Rice flour makes for a good replacement for wheat flour, in the same way that soya flour does. It can also be used as a thickening agent in recipes that involve refrigeration. This is because rice flour inhibits liquid separation. When replacing soy flour in baking, simply use equal parts rice flour.
If you have a grain mill, you can also make rice flour from plain rice at home. Simply pour some rice through the grain mill a couple times. This can work better if the rice is wet, as it may come out grainier. Grain mills can be expensive but if you bake frequently, it’s a good investment.
2. Chickpea Flour
Chickpeas are related to soybeans, and the flours are made in the same way. The flavor and scent of chickpea flour is not overwhelming, and won’t change your end result. It should also be substituted 1:1.

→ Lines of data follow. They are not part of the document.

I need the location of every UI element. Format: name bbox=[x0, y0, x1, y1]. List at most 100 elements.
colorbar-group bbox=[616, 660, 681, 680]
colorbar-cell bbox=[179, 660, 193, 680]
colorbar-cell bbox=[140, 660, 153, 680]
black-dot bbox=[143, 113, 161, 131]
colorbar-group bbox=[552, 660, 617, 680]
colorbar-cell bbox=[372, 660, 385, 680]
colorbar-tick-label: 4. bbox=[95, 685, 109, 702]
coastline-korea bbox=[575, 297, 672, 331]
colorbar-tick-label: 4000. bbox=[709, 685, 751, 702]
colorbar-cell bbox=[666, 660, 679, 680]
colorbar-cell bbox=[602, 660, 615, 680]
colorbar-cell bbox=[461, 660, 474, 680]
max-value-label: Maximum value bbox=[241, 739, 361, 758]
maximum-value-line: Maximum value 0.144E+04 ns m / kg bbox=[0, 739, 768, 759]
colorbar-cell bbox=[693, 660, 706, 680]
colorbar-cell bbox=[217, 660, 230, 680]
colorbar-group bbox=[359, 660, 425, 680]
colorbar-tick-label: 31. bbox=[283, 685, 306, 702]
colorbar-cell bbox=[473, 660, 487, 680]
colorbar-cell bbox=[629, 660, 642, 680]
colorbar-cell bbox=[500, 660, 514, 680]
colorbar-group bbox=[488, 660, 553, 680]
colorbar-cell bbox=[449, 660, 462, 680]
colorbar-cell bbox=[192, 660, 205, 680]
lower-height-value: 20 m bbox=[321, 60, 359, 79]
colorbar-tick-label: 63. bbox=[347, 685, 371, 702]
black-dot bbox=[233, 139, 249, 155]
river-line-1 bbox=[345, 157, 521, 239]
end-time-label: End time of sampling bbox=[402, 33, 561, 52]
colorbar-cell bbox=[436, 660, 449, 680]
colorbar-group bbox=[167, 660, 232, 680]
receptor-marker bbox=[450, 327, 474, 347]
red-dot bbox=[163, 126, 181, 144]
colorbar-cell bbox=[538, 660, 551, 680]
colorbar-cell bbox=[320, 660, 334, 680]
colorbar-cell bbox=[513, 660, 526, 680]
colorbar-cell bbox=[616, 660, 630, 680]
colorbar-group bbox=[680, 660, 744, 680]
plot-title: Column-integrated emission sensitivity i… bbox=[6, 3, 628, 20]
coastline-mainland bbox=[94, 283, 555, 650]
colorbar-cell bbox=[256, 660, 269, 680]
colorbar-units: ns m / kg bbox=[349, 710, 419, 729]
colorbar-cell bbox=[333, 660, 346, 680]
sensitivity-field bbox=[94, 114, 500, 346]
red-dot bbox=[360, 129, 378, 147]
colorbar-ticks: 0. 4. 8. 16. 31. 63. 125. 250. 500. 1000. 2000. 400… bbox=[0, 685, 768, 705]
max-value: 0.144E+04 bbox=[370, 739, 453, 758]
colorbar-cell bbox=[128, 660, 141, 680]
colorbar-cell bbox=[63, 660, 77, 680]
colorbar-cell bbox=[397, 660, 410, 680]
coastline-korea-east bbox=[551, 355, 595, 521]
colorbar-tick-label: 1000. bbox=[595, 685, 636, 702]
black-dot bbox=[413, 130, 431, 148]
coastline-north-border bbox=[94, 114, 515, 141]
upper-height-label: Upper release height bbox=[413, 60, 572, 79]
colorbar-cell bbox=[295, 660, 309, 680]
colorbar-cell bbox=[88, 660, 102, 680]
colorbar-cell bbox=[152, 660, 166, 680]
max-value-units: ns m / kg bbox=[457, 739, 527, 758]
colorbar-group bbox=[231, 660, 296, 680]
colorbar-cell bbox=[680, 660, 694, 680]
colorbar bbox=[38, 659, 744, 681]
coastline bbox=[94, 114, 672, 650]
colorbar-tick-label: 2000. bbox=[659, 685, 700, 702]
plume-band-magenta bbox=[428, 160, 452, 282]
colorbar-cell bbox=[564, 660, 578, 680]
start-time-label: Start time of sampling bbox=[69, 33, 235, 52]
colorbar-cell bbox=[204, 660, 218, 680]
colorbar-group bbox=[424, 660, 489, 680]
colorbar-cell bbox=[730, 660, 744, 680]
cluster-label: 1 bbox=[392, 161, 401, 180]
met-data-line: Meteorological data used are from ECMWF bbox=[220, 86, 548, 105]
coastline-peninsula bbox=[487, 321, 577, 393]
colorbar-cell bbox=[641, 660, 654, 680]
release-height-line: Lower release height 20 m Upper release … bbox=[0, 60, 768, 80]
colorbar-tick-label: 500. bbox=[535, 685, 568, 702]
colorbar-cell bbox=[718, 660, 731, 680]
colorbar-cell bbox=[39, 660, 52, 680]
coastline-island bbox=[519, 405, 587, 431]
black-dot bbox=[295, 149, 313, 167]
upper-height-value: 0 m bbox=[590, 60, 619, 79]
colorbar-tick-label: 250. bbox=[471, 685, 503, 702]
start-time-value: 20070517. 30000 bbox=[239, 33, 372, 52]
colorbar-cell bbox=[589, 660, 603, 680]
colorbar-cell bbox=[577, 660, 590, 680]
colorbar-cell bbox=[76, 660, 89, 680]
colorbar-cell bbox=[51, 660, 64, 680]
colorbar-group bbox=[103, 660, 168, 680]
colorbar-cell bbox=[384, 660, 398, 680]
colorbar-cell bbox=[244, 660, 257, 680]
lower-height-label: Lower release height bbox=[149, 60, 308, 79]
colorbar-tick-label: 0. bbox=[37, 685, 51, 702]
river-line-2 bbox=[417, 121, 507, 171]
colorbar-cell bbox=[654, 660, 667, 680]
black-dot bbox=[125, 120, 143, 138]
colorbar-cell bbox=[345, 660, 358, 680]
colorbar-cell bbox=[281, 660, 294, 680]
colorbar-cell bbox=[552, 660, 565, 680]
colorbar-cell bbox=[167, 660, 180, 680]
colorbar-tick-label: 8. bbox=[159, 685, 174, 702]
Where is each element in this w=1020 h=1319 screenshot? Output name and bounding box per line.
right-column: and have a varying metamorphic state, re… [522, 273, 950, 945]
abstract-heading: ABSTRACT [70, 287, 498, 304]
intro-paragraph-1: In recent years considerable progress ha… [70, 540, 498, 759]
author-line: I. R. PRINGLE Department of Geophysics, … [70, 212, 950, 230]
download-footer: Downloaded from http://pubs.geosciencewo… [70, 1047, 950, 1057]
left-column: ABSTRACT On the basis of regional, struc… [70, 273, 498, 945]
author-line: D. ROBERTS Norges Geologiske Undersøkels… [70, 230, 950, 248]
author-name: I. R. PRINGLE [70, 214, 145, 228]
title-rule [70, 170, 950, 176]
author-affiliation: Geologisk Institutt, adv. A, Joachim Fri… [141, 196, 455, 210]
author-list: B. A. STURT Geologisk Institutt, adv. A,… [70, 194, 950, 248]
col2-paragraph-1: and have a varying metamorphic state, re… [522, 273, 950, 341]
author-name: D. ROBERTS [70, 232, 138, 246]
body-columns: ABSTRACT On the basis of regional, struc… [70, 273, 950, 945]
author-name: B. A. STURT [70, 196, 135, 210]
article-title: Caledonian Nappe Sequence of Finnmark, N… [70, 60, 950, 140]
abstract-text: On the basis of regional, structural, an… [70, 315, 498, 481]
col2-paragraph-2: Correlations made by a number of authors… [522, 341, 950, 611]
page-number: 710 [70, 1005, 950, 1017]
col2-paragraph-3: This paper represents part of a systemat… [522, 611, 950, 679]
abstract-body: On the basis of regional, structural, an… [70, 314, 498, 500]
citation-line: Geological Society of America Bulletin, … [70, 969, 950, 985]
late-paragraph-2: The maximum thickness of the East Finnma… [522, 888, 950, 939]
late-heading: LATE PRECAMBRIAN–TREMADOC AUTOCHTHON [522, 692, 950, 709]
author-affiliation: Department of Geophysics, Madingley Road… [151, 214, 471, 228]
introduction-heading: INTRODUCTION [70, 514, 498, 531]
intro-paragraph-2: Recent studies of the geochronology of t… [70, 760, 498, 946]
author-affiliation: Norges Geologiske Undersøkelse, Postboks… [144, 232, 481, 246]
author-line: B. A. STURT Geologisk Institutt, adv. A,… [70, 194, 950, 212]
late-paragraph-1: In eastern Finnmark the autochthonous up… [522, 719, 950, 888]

Some people consider chickpea flour to be even better than soya flour because of its nutritional profile. Chickpea flour is high in minerals, vitamins, and protein, and is very good for gut health.
3. Water Chestnut Starch
This soy flour substitute works best when used as a thickener or coating. It adds a crispy texture to deep fried foods. It does not blend in water as well as cornstarch does, though. To use when mixing with water, you should use a mortar and pestle to pound the starch. Then break up the clumps before you use them.
When using water chestnut starch, it should always be added to the liquid before adding to the whole recipe. Because of this complication, it’s best used as a substitute for thickeners only as it does not blend as well as corn starch.
4. Coconut Flour
Coconut flour is a good vegan, gluten-free replacement for smaller dishes. If used for a bigger dish, it may change the flavor of your recipe. If you like a hint of coconut, this isn’t so much of a problem. However, if you don’t, you can use it as a replacement for around 20% of the called-for flour.
After liquid is extracted from coconut meat, there is some coconut fiber left over. Coconut flour is derived from that leftover fiber. It can be used as a substitute for regular flour or any other gluten-free flour.
Soy flour is a common replacement for wheat flour when baking gluten-free recipes. There are many other plant-based, gluten-free flours that mimic the properties of soy flour. For all-purpose flours, chickpea and rice flour are your best bet. But depending on the work you’re willing to put in, any of the substitutes on this list will suffice. They’re all high in nutritional value and can add extra flavor to your baked goods.